I don’t know how many relapses I actually had, because I wasn’t paying attention! But I think a lot more than I get now. According to the current neuro, I’m still RRMS, despite (apparently) not having relapses anymore. In my opinion, there is progression, but he thinks it’s not dramatic enough to be SPMS. So what do I have? RRMS without relapses, but with progression too slow to be diagnosed as SPMS? What the heck is that, then?

Not that I’m too hung up on the label. My disease is my disease - it doesn’t know what it’s called.

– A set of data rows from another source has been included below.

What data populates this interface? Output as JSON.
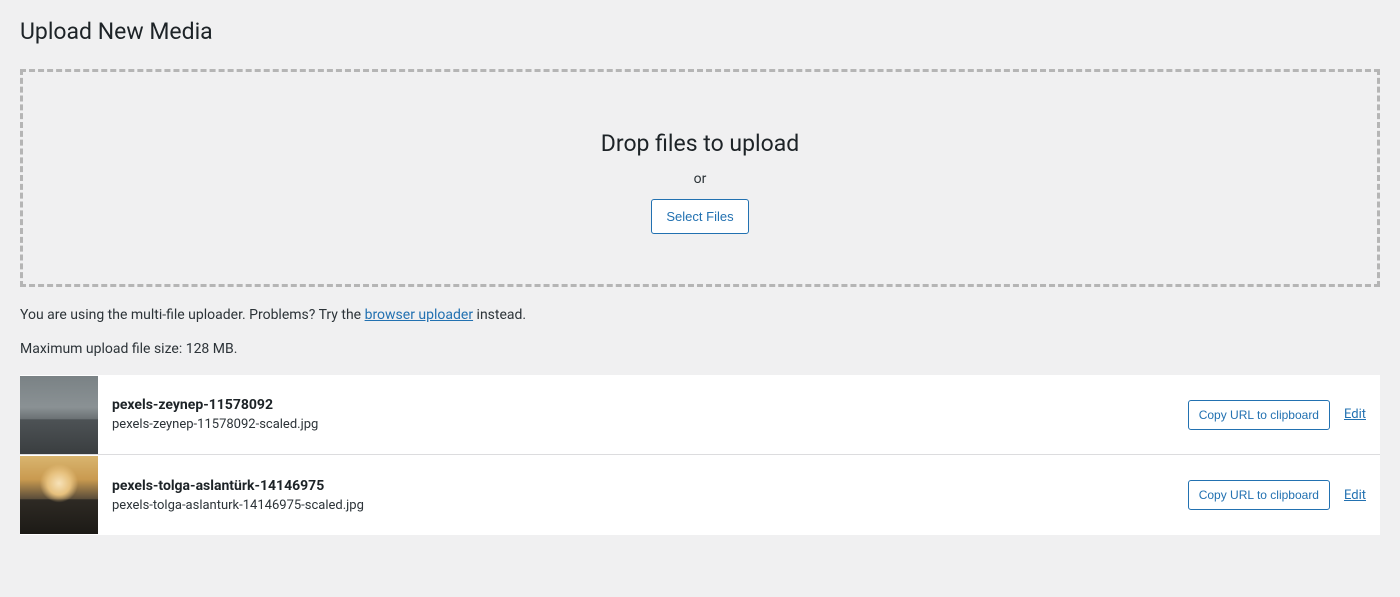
{
  "page_title": "Upload New Media",
  "dropzone": {
    "heading": "Drop files to upload",
    "or": "or",
    "button_label": "Select Files"
  },
  "info": {
    "prefix": "You are using the multi-file uploader. Problems? Try the ",
    "link_text": "browser uploader",
    "suffix": " instead."
  },
  "max_size": "Maximum upload file size: 128 MB.",
  "actions": {
    "copy_label": "Copy URL to clipboard",
    "edit_label": "Edit"
  },
  "media_items": [
    {
      "title": "pexels-zeynep-11578092",
      "filename": "pexels-zeynep-11578092-scaled.jpg"
    },
    {
      "title": "pexels-tolga-aslantürk-14146975",
      "filename": "pexels-tolga-aslanturk-14146975-scaled.jpg"
    }
  ]
}
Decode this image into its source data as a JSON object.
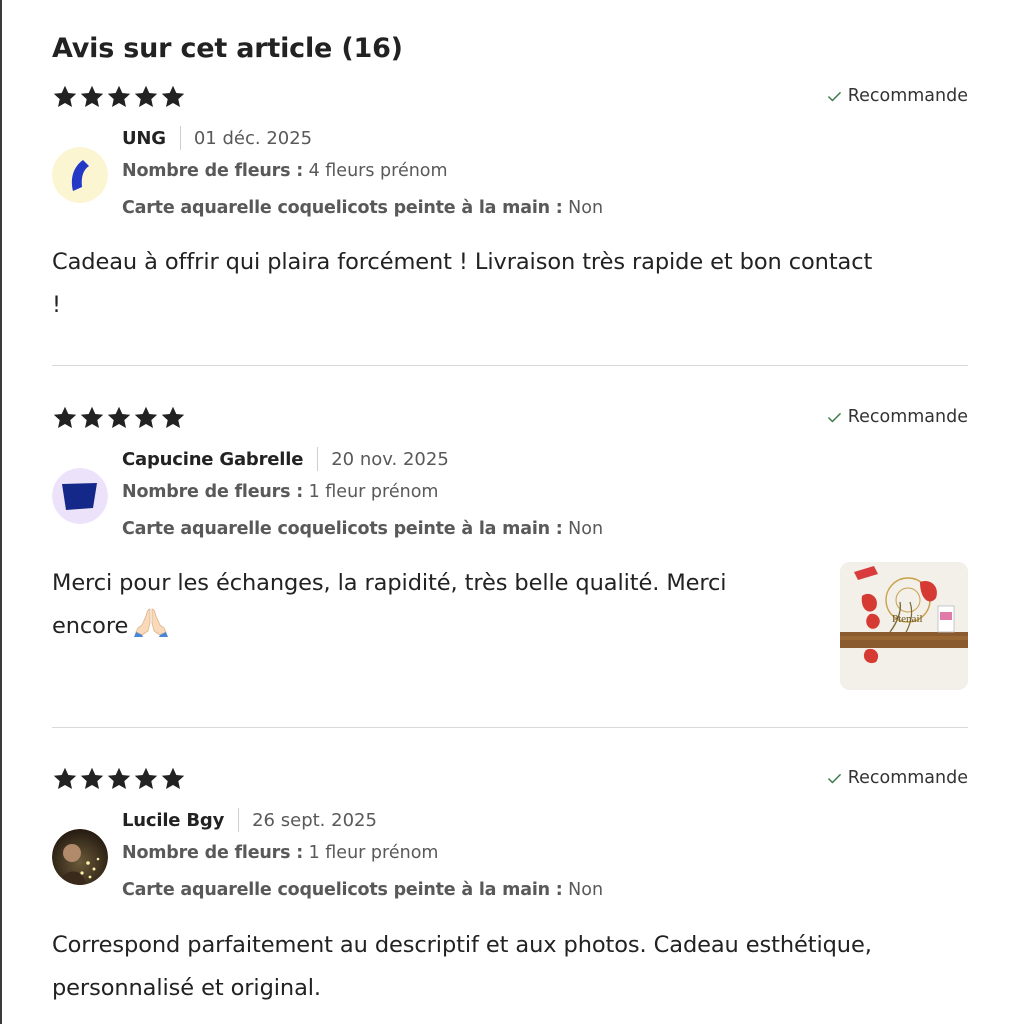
{
  "section": {
    "title": "Avis sur cet article (16)"
  },
  "colors": {
    "star": "#222222",
    "check": "#3b7a4b",
    "muted_text": "#595959",
    "divider": "#d9d9d9"
  },
  "reviews": [
    {
      "rating": 5,
      "recommend_label": "Recommande",
      "author": "UNG",
      "date": "01 déc. 2025",
      "variations": [
        {
          "label": "Nombre de fleurs :",
          "value": "4 fleurs prénom"
        },
        {
          "label": "Carte aquarelle coquelicots peinte à la main :",
          "value": "Non"
        }
      ],
      "text_lines": [
        "Cadeau à offrir qui plaira forcément ! Livraison très rapide et bon contact",
        "!"
      ],
      "avatar": "avatar-blue-crescent-icon"
    },
    {
      "rating": 5,
      "recommend_label": "Recommande",
      "author": "Capucine Gabrelle",
      "date": "20 nov. 2025",
      "variations": [
        {
          "label": "Nombre de fleurs :",
          "value": "1 fleur prénom"
        },
        {
          "label": "Carte aquarelle coquelicots peinte à la main :",
          "value": "Non"
        }
      ],
      "text_lines": [
        "Merci pour les échanges, la rapidité, très belle qualité. Merci",
        "encore"
      ],
      "emoji": "praying-hands-emoji",
      "has_photo": true,
      "avatar": "avatar-navy-shape-icon"
    },
    {
      "rating": 5,
      "recommend_label": "Recommande",
      "author": "Lucile Bgy",
      "date": "26 sept. 2025",
      "variations": [
        {
          "label": "Nombre de fleurs :",
          "value": "1 fleur prénom"
        },
        {
          "label": "Carte aquarelle coquelicots peinte à la main :",
          "value": "Non"
        }
      ],
      "text_lines": [
        "Correspond parfaitement au descriptif et aux photos. Cadeau esthétique,",
        "personnalisé et original."
      ],
      "avatar": "avatar-photo"
    }
  ]
}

If I were told in no uncertain terms it’s now SPMS, I wouldn’t expect it to have much practical bearing. I’d still keep muddling on - as now.

Tina

I too think the categories of ms are flawed. I was dx 8 years ago with PPMS but when I pointed out that I had very mild symptoms ( various episodes of numbness and getting tired easily ) going back to just after the birth of my third daughter 27 years ago) he revised it to SPMS. I remember after my first episode of numbness thinking I hope this is not ms but dismissed it as I felt really well apart from the numbness. All I know is that I am getting progressively worse albeit slowly.

I I am not hung up on labels either,it is what it is. I just hope they get to the bottom of it soon before any positivity I have goes out the window.